With a manipulated liabilities array, the attacker used PancakeSwap’s flash loan to transfer a large amount from account B back to 0xf7a8c237ac04c1c3361851ea78e8f50b04c76152. This caused the balance to change from -10,000,000 to approximately 1.96 million. Combined with the earlier information, the exploiter could borrow more assets from the system than they deserved.
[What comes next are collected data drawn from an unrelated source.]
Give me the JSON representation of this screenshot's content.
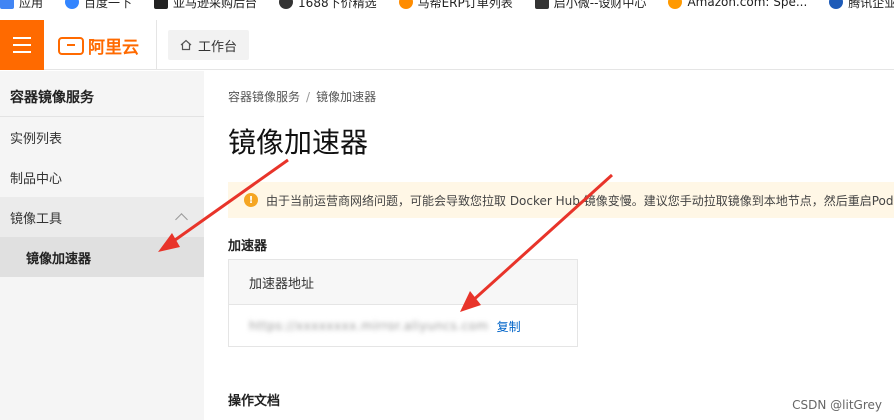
{
  "bookmarks": [
    {
      "label": "应用",
      "color": "#4285f4"
    },
    {
      "label": "百度一下",
      "color": "#3385ff"
    },
    {
      "label": "亚马逊采购后台",
      "color": "#222222"
    },
    {
      "label": "1688下价精选",
      "color": "#333333"
    },
    {
      "label": "马帮ERP订单列表",
      "color": "#ff8c00"
    },
    {
      "label": "启小微--设财中心",
      "color": "#333333"
    },
    {
      "label": "Amazon.com: Spe...",
      "color": "#f90"
    },
    {
      "label": "腾讯企业邮",
      "color": "#1e5bb8"
    }
  ],
  "header": {
    "brand": "阿里云",
    "workbench": "工作台"
  },
  "sidebar": {
    "title": "容器镜像服务",
    "items": [
      {
        "label": "实例列表"
      },
      {
        "label": "制品中心"
      },
      {
        "label": "镜像工具"
      },
      {
        "label": "镜像加速器"
      }
    ]
  },
  "main": {
    "breadcrumb": [
      "容器镜像服务",
      "镜像加速器"
    ],
    "title": "镜像加速器",
    "notice": "由于当前运营商网络问题，可能会导致您拉取 Docker Hub 镜像变慢。建议您手动拉取镜像到本地节点，然后重启Pod。",
    "section_label": "加速器",
    "table_header": "加速器地址",
    "accelerator_url": "https://xxxxxxxx.mirror.aliyuncs.com",
    "copy_label": "复制",
    "docs_label": "操作文档"
  },
  "watermark": "CSDN @litGrey",
  "colors": {
    "brand": "#ff6a00",
    "link": "#0064c8",
    "notice_bg": "#fff7e6",
    "arrow": "#e8342a"
  }
}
The attacker then used the redeemAtomic function again to transfer tokens to the attack contract.

As mentioned above, there is a checking mechanism to ensure that the total balance of the user (including asset balance and staking balance) minus the liability balance must be greater than 0.

The system first calculates the user’s asset balance through the calcAssets function. After that, it calls calcLiabilities to sum all of the user’s liabilities and calculates the final state by performing a subtraction of those values. Only a POSITIVE state can be accepted to transfer tokens.

Since the user’s asset balance was approximately 1.96 million and the liabilities array still existed, the value of liabilityValue, which was supposed to be negative, became positive. Therefore, the attacker could bypass the health check mechanism when borrowing other tokens. Additionally, by manipulating the liabilities array, the attacker could borrow a greater value of tokens.

He used this attack pattern to transfer and withdraw approximately $645,000 in ORN, BNB, BUSD-T tokens, and others.

After the exploit, the attacker sent back the loan borrowed from the PancakeSwap flash loan.

Root cause

The root cause of the vulnerability is that the victim didn’t manage liabilities correctly. Liabilities must be updated when the user’s asset balance changes. However, in requestReleaseStake, the failure to update the liabilities for a user when releasing assets is a key factor contributing to this exploit.

In addition, the system should check if a user has different liabilities for the same token when updating or removing liabilities.

Conclusion

In conclusion, the lack of effective control over liabilities during the balance update process can lead to significant financial discrepancies and user dissatisfaction. It is essential to implement robust controls that monitor and manage liability levels in real-time, ensuring that users maintain a sustainable balance and preventing financial instability within the platform. By addressing these concerns, we can foster a more secure and trustworthy environment for all users.